Bioequivalence evaluation of two preparations containing the highly variable compound selegiline (L-deprenyl).

Selegiline, used in the treatment of Parkinson's disease, inhibits the intracerebral degradation of dopamine and the uptake of catecholamines. Due to a high volume of distribution and also a high rate of biotransformation the concentrations of selegiline in plasma are rather low. In addition, there are indications that selegiline binds to erythrocytes. An open, randomized, 2-way cross-over study was performed in 24 healthy male volunteers to determine bioavailability and pharmacokinetic parameters of 2 oral selegiline preparations after single dose administration. Statistical tests were applied to the pharmacokinetic parameters AUCinf, AUC0-8, AUCz, Cmax and tmax. The terminal half-lives t1/2 for selegiline with geometric means of 1.69 h (n = 22) and 1.76 h (n = 21) for treatments A and B and for N-desmethyl-selegiline with geometric means of 1.98 h and 1.96 h for treatments A and B agreed very well.
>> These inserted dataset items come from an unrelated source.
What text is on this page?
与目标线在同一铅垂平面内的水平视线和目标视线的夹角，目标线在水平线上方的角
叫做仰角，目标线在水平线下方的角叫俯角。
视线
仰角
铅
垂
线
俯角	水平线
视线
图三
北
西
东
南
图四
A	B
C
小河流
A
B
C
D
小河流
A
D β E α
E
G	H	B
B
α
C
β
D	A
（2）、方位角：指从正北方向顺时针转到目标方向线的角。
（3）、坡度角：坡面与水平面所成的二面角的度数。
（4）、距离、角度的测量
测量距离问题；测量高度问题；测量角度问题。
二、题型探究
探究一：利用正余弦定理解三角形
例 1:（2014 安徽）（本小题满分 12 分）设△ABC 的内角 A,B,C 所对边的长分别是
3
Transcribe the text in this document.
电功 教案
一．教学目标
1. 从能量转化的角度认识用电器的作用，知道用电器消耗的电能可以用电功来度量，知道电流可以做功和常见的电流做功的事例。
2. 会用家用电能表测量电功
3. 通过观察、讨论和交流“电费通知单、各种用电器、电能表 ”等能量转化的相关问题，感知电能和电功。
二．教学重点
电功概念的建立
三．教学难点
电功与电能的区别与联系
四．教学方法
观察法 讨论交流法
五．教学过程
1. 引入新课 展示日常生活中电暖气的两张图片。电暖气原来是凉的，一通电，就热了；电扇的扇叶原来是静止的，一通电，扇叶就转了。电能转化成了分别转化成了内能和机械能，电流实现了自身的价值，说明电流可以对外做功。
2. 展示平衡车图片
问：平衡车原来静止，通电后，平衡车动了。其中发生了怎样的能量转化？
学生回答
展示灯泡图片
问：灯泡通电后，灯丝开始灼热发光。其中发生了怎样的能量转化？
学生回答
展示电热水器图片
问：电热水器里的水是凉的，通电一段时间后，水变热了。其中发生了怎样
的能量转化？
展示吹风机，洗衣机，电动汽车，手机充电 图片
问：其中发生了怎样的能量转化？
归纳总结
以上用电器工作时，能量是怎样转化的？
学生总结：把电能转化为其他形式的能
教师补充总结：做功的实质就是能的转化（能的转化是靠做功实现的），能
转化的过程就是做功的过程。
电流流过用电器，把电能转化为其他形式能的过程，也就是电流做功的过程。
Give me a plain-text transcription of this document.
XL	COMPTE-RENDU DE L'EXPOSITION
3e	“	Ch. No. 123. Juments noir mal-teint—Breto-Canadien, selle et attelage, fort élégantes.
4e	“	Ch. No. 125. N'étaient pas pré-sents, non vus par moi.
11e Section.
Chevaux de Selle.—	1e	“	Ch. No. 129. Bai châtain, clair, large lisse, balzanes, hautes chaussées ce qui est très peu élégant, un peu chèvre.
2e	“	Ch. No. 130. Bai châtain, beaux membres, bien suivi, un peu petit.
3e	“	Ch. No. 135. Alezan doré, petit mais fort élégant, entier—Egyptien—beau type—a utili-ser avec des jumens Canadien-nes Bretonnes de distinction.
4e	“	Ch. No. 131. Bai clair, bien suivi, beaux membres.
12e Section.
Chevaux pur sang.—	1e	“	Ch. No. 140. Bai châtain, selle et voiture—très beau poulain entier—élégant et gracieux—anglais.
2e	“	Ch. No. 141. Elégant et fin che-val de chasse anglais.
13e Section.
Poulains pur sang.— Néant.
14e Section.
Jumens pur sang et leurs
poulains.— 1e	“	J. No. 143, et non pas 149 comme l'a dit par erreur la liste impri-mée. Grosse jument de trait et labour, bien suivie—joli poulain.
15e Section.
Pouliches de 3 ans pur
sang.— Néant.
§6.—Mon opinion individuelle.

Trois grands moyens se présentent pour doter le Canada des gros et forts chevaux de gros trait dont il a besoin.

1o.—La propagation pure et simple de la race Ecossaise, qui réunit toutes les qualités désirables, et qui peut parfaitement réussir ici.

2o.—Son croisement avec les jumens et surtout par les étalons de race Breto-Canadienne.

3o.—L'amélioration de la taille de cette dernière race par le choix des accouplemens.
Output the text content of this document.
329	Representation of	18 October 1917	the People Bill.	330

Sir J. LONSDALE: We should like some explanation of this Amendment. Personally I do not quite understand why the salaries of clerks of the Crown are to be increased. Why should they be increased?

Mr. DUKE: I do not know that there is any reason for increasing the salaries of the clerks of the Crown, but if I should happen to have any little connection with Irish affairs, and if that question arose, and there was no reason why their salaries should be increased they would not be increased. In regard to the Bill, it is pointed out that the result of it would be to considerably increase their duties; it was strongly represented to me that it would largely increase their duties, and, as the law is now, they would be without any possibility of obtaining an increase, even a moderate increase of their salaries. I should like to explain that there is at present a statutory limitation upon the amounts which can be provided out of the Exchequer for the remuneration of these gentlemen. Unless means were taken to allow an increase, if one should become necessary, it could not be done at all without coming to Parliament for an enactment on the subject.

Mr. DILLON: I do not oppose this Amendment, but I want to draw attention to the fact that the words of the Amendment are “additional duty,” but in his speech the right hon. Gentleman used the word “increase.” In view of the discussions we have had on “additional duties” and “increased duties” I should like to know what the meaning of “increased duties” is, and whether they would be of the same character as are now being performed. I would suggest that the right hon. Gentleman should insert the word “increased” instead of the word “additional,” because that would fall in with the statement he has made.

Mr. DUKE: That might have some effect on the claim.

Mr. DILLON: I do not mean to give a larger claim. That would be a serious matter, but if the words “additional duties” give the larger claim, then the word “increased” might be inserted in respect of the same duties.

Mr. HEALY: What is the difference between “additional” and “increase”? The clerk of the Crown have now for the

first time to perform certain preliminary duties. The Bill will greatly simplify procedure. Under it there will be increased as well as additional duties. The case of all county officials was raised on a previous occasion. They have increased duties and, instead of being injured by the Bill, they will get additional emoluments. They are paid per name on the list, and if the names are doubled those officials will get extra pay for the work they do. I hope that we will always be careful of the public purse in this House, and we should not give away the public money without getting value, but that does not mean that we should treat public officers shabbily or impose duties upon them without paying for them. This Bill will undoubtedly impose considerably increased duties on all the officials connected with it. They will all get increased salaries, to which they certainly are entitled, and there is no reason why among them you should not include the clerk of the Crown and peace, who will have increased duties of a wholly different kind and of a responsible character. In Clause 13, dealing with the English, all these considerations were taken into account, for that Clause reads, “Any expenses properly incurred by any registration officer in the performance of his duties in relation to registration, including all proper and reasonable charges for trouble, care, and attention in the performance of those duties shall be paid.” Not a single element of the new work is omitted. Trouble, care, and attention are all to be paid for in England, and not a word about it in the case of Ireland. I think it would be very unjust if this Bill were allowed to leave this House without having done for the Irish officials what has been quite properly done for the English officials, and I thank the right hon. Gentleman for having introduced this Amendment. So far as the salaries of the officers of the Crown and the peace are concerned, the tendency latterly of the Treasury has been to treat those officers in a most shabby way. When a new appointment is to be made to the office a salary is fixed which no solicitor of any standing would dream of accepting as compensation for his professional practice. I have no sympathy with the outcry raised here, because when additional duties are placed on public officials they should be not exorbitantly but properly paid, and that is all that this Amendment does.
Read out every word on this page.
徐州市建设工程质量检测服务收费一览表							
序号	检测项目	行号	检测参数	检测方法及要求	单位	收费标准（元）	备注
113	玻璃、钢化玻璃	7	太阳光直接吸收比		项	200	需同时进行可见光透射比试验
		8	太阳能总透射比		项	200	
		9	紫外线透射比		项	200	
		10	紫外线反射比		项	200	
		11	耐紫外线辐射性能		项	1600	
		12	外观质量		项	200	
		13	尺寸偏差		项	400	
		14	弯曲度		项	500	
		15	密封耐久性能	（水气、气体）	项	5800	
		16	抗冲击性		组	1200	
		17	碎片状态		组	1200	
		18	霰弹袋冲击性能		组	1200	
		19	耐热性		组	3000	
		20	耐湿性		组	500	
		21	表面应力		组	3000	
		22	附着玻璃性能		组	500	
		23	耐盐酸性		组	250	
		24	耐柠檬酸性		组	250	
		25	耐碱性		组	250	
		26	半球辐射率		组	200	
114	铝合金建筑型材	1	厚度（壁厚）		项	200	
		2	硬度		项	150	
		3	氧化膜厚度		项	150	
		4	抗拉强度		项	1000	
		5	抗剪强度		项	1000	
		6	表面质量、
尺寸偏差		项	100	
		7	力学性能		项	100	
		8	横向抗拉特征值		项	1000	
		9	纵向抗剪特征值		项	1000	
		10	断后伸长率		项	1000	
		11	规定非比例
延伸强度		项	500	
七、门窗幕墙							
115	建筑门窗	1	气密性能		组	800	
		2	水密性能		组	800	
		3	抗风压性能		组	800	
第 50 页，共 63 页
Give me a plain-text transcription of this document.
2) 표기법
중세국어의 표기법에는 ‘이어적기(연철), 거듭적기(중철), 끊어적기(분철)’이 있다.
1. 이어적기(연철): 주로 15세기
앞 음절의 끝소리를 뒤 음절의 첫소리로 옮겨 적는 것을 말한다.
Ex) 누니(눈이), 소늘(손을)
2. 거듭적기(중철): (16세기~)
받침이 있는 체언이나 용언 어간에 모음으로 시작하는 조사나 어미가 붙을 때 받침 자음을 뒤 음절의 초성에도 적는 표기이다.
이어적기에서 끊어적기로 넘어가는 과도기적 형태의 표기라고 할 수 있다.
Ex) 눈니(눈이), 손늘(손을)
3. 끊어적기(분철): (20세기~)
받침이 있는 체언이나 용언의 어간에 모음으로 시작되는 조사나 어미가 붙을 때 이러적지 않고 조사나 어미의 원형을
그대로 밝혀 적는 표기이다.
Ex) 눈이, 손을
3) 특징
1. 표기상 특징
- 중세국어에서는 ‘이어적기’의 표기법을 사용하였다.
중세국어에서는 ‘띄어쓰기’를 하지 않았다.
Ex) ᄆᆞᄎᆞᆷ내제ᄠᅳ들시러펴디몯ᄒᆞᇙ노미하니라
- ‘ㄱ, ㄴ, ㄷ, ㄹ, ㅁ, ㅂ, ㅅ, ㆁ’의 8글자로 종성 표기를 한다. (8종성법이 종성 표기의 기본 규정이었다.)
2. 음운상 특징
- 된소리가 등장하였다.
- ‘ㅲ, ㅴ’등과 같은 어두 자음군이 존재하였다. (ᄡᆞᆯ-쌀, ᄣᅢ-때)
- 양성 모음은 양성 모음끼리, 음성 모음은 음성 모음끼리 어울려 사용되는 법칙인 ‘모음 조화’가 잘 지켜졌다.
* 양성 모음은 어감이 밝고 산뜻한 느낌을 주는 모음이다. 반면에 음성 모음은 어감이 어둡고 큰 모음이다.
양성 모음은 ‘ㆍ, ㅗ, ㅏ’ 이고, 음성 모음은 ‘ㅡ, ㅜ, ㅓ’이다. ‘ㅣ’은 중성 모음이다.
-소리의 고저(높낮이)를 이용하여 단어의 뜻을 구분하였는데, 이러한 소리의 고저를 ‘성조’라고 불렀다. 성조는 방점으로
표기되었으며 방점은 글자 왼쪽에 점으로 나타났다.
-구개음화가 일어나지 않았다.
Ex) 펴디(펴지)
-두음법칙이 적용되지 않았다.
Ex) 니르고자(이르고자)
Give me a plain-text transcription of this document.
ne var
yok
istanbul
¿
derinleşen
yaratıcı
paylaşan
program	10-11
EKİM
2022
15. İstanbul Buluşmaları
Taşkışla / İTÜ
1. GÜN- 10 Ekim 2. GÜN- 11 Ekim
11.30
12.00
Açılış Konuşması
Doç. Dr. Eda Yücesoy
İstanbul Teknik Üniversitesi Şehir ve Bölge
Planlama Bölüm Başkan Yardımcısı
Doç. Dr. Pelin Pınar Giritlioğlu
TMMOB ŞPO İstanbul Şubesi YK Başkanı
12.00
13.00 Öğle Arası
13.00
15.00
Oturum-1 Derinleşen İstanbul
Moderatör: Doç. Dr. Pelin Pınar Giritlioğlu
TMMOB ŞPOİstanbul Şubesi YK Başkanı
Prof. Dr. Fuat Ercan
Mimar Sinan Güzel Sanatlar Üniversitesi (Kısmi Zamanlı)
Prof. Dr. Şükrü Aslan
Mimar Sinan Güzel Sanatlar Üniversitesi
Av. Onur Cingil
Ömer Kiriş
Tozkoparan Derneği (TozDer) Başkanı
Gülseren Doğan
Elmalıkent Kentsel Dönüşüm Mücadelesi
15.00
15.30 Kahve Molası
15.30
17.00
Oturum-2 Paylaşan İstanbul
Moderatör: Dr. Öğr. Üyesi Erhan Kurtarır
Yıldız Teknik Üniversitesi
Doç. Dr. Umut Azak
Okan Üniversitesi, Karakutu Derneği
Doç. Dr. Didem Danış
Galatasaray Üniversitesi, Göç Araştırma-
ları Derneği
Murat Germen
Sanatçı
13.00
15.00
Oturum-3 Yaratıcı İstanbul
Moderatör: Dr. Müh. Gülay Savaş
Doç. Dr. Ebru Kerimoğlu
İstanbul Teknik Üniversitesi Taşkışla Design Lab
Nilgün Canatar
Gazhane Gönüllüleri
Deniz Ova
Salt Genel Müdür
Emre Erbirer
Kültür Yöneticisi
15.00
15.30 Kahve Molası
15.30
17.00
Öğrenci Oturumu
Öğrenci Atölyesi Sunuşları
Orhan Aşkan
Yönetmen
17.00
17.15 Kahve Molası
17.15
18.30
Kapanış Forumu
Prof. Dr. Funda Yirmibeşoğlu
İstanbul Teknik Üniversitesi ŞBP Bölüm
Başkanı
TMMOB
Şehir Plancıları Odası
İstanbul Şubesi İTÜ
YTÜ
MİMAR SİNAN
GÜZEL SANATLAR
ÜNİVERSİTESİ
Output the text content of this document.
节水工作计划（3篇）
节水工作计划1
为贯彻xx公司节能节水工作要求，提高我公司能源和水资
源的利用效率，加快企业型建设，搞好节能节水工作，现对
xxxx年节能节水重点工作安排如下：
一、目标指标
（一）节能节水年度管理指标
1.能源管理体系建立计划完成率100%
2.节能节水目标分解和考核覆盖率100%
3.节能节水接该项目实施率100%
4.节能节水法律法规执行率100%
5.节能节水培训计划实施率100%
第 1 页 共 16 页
AUCinf of selegiline could be compared between treatments for 14 subjects only. The geometric mean ratio was 97.80% with a 90% confidence interval that ranged from 79.58%-120.17% and thus exceeded the (80%, 125%) range by a very small margin. After correction for the actual dose contained in each of the 2 preparations the geometric mean ratio was calculated to 98.39% with a 90% confidence interval that ranged from 80.06%-120.90% and thus was fully contained within the (80%, 125%) acceptance range. Treatments also agreed very well with respect to AUCinf of N-desmethyl-selegiline, the active metabolite of selegiline, with a geometric mean ratio of 96.14% with a 90% confidence interval that ranged from 92.41%-100.01% so that bioequivalence of the 2 treatments could be shown very clearly with respect to this metabolite. The AUC of N-desmethyl-selegiline in serum is about 6-fold higher than that of the parent drug. It is assessed with low variability. Thus, it is reasonable to base the judgement for or against bioequivalence primarily on the data obtained for the metabolite although "a larger acceptance range may be acceptable if inevitable and clinically acceptable" for the parent compound selegiline which certainly can be classified as a "highly variable compound".